For three interrelated reasons, my answer to that question is an emphatic 'No.'
First, arbitration still serves its core purpose. That purpose is to minimize the risk of grotesquely aberrant damage verdicts by jurors who collectively imagine that $10 million is pocket-change for a large corporation, and who reject a district sales manager's amply corroborated testimony because the witness wore a flashy Rolex on the stand. That risk is overwhelmingly asymmetrical. One off-the-wall, boxcar verdict can spawn dozens or even hundreds of me-too claims that swell a franchisor's legal expenses and distort its overall financial performance for a decade or more. Such outcomes are far less likely from arbitrators, who may in some cases have perverse intuitions about equity but are seldom as utterly removed from the real world of commercial life as are many jurors. Avoiding a single outcome of that kind is well worth paying a stack of invoices from the American Arbitration Association ('AAA'), covering the cost of expensive sparring in dozens of motion hearings, and writing checks for the occasional award with one more zero than it should have.
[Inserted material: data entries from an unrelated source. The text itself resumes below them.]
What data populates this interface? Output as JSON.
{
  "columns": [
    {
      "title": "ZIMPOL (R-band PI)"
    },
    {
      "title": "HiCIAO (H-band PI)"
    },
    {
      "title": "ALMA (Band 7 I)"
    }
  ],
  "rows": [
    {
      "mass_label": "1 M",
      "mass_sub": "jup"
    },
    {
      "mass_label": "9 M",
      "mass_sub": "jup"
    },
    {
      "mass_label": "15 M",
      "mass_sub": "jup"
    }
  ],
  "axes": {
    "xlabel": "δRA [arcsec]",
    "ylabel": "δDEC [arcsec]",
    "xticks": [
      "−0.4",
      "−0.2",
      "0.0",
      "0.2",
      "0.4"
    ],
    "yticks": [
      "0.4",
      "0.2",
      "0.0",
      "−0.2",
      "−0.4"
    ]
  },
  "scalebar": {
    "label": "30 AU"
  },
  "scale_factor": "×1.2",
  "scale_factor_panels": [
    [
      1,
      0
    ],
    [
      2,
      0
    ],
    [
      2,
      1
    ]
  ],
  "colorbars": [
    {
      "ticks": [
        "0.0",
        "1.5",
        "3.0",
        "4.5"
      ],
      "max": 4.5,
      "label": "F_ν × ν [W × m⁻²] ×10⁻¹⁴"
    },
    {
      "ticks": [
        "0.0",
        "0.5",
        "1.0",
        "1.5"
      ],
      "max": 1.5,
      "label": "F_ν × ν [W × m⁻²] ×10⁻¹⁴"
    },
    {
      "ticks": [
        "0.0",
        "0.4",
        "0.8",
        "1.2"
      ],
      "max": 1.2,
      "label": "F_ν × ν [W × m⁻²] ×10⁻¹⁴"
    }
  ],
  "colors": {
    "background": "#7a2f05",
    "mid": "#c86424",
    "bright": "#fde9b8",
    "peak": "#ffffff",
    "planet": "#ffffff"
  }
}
Second, the problems identified above can be mitigated, if not avoided altogether, by careful drafting and a thoughtful strategic approach. Few franchisors, for example, would be willing to forego the right to seek preliminary injunctive relief against misuse of trademarks and misappropriation of collateral securing franchisee debts. No material impairment of franchisor interests would result, however, from making the right to pursue such relief bilateral instead of unilateral. With enough foresight, in fact, the provisions for expedited relief now included in the AAA's Commercial Arbitration Rules can be incorporated into franchise agreements. Those provisions would not eliminate the need for interlocutory judicial remedies, because arbitral awards are not self-enforcing, but they would reduce that need.
Third and most important, whether they are in arbitration or in litigation most franchisor/franchisee disputes are going to settle. Franchisees' lawyers think that their prospects in arbitration are far inferior to their chances in front of a jury; after all, that's why they have fought the ferocious anti-arbitration battles that have contributed to the issues discussed in this article. Whether they're right or not is irrelevant. As long as they believe that that is the case, the settlement value of a claim in arbitration will be significantly less than the settlement value of a case in litigation. The implication is obvious.
Some might ask at this point whether franchisors could not have the best of both worlds by providing in franchise agreements for waiver of jury trial, thereby forcing all disputes to be tried to the court. Like most litigation tactics, that one is a great trick if it works ' but the if is a big one. The right to jury trial enjoys sacred status in the American psyche. Arbitration clauses and jury trial waivers both negate that right. The enforceability of arbitration clauses, however, is governed by federal law, whereas the enforceability of jury trial waivers is governed by state law and determined by state judges with scant need to concern themselves with the views of the U.S. Supreme Court on the issue. Any prudent franchisor must assume a priori that enforcement of a jury trial waiver clause will be a chancy proposition.
Conclusion
Deciding whether to stick with arbitration or consider an alternative course is not easy. If it were easy, franchisors would not have to pay premium rates to franchise lawyers to help them with that decision. However complex the detail may be, though, the tradeoff between known cost and inherently unknowable risk almost always comes out the same way. My guess is that few franchisors will opt to head back to the jury anytime soon.